There are many questions that still remain unanswered regarding the use of Bevacizumab in NSCLC. One of the most important questions is the optimal dose and duration of Bevacizumab treatment and the role of maintenance Bevacizumab. Bevacizumab 15 mg/kg was shown to have a better time to progression and response rate than 7.5 mg/kg in the Phase 2 trial 14 but similar benefit was not seen in the Phase 3 AVAiL study.16–18 Further studies will be required to decide on the optimum dose of Bevacizumab in NSCLC. In both the major phase III trials (E4599 and AVAil) Bevacizumab was given until disease progression. In view of the toxicities and the economic impact of Bevacizumab, we need to look at intermittent or shorter duration of Bevacizumab and see if the outcomes are similar.
We now know that Bevacizumab can safely be combined with other targeted therapy such as Erlotinib. The role of multi-targeted therapy along with platinum based chemotherapy now needs to be further investigated in the 1st line setting.

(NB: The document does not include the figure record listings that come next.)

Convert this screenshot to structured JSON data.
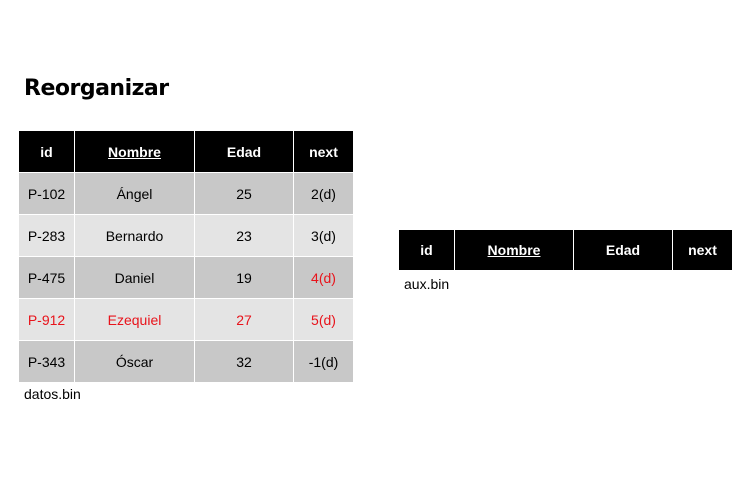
{
  "title": "Reorganizar",
  "headers": [
    "id",
    "Nombre",
    "Edad",
    "next"
  ],
  "datos_table": {
    "caption": "datos.bin",
    "rows": [
      {
        "id": "P-102",
        "nombre": "Ángel",
        "edad": "25",
        "next": "2(d)"
      },
      {
        "id": "P-283",
        "nombre": "Bernardo",
        "edad": "23",
        "next": "3(d)"
      },
      {
        "id": "P-475",
        "nombre": "Daniel",
        "edad": "19",
        "next": "4(d)"
      },
      {
        "id": "P-912",
        "nombre": "Ezequiel",
        "edad": "27",
        "next": "5(d)"
      },
      {
        "id": "P-343",
        "nombre": "Óscar",
        "edad": "32",
        "next": "-1(d)"
      }
    ]
  },
  "aux_table": {
    "caption": "aux.bin"
  },
  "colors": {
    "header_bg": "#000000",
    "row_dark": "#c8c8c8",
    "row_light": "#e4e4e4",
    "highlight": "#e8131b"
  }
}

Most trials to date using Bevacizumab have excluded squamous cell cancers due to the risk of pulmonary hemorrhage. It may be interesting to look at this group to see if they benefit with the addition of Bevacizumab. The BRIDGE Trial 43 is looking at the safety of giving Bevacizumab with Carboplatin and Paclitaxel in patients with advanced, previously untreated NSCLC with squamous cell histology. Among the 27 patients who have received Bevacizumab, there have been 3 reports of pulmonary hemorrhage in 2 patients. Further updates from this trial would help guide us in the use of Bevacizumab in Squamous cell NSCLC.
The use of Bevacizumab is currently being evaluated in early NSCLC, both in the adjuvant and neoadjuvant settings. Bevacizumab and Chemotherapy for Operable NSCLC (BEACON) trial, recruiting at Memorial Sloan Kettering Cancer Center is looking at giving Bevacizumab and chemotherapy in stage IB–IIIA patients with resectable NSCLC. A U.S. Intergroup trial, ECOG 1505, is ongoing and is looking at adding Bevacizumab to platinum based chemotherapy in patients with resected stage IB, stage II, and stage III NSCLC. The results of these trials and various other ongoing and planned trials will hopefully further define the role of Bevacizumab in early NSCLC.
To date there has been no convincing data on predictive markers of response to Bevacizumab in NSCLC. Current evidence states that we should use Bevacizumab in all patients with NSCLC except those with squamous cell histology. There is a need to individualize treatment by having better patient selection criteria to improve response rates and reduce toxicity.
Disclosure
The authors report no conflicts of interest.